Robust design of a low-OSR continuous-time pipeline ADC

Abstract

A continuous-time pipeline (CTP) analog-to-digital converter (ADC) consists of a number of cascaded stages, each employing a coarse ADC to digitize the residue signal generated by the previous stage. Compared to a continuous-time sigma-delta ADC, a CTP-ADC offers high bandwidth with relatively low sampling rates.

Due to the image signals produced by the coarse ADC, CTP-ADCs are easily saturated by input signals near integer multiples of the sampling frequency (k·Fs). In addition, the amplitude of the residue signal at the output of their first stages is sensitive to process variation. In this work, the delay line, employed to match the phase shift between different paths of a CTP-ADC, is a second-order all-pass filter (APF), while the coarse ADC is a first-order continuous-time sigma-delta modulator (CTMOD1). Together, these techniques improve near-Fs residue suppression by at least 6 dB and in-band residue suppression by 3.5 dB.

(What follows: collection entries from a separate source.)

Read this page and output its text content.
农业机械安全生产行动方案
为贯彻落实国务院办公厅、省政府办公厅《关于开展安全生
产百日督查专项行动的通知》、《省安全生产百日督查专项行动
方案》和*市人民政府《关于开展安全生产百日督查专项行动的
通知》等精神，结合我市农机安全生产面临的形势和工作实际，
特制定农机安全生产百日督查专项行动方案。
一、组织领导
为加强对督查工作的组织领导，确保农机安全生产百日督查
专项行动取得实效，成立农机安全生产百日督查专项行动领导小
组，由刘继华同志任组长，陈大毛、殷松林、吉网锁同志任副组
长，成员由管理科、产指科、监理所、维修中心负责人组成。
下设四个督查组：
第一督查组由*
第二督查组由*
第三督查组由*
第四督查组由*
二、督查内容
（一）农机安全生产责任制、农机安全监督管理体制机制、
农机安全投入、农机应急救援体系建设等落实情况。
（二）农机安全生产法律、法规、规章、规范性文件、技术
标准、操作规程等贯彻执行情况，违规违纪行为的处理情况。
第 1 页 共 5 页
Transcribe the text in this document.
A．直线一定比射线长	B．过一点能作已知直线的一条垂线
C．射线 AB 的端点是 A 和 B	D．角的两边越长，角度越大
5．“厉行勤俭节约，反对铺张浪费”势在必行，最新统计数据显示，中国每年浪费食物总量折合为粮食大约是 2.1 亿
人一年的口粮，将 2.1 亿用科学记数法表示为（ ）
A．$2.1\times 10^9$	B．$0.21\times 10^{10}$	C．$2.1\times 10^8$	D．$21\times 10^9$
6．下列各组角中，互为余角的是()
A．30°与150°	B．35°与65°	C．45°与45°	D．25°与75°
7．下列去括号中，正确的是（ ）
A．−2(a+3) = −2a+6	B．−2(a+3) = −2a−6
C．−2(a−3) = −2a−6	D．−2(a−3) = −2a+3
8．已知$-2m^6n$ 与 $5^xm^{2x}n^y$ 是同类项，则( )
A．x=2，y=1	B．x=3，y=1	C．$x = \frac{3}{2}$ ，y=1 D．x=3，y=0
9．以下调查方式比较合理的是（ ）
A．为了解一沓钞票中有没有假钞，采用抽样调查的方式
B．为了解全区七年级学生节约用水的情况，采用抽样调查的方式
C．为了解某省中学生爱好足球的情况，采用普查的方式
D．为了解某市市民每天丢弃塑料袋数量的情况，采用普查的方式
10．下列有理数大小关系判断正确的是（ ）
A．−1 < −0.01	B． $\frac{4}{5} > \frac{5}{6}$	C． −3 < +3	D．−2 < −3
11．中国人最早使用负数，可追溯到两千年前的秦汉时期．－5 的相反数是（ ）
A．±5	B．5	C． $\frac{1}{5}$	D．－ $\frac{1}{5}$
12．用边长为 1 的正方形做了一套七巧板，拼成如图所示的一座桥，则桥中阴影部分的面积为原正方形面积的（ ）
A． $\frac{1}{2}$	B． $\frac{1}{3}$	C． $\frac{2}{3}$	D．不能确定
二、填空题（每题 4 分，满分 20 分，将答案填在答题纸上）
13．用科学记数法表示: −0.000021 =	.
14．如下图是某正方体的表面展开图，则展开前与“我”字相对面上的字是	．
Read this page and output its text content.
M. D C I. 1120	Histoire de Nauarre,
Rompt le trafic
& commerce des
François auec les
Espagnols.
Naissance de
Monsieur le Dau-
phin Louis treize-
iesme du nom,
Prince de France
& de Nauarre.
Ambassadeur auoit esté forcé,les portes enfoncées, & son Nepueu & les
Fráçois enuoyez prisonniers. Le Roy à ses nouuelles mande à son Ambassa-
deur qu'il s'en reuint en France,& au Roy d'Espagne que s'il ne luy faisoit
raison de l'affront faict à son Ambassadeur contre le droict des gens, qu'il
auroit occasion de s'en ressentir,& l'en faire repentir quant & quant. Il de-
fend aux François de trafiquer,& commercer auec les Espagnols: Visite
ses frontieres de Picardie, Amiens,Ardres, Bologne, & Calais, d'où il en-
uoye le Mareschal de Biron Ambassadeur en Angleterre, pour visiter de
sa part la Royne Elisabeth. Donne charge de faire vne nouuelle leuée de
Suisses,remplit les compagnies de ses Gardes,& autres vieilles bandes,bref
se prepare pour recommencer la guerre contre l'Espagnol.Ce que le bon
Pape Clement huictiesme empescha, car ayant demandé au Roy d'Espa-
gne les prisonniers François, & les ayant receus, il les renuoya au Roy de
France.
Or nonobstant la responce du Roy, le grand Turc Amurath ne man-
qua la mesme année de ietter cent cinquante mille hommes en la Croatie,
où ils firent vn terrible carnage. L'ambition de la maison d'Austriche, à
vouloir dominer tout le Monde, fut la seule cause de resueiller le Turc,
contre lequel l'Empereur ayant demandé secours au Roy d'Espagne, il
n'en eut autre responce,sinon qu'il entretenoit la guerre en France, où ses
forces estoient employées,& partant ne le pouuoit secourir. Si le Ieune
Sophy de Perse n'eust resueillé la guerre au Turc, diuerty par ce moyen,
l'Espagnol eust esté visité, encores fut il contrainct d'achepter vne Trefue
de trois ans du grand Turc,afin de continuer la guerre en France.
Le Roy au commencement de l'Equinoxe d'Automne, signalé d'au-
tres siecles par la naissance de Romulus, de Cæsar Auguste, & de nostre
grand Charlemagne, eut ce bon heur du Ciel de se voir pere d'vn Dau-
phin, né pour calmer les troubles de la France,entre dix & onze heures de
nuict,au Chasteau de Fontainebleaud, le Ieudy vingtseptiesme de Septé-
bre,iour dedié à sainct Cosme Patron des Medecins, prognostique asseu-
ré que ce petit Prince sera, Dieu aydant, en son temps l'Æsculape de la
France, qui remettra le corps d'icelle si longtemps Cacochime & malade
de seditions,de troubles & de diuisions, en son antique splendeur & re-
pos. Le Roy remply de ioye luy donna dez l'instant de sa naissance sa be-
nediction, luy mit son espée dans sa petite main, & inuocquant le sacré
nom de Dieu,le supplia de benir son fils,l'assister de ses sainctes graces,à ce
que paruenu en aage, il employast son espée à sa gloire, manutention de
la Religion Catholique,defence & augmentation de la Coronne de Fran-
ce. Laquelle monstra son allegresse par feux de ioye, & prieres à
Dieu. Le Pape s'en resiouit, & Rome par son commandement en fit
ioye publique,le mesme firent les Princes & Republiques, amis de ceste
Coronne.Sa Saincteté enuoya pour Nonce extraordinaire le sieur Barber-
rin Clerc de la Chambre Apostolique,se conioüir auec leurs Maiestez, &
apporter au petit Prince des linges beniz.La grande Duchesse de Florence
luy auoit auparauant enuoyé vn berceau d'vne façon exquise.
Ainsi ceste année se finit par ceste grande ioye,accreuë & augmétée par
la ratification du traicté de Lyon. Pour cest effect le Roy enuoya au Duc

A transistor-level implementation of the CTMOD1 was made in 28nm CMOS. It consists of a 4-bit resistive DAC (RDAC), a 4-bit quantizer, and an active-RC integrator. It achieves 27 dB SNDR, -53 dB SFDR, and consumes 3.3 mW. Compared to an earlier coarse ADC design, which required 4-bit dither to mitigate in-band spurs, it requires only 1-bit dither.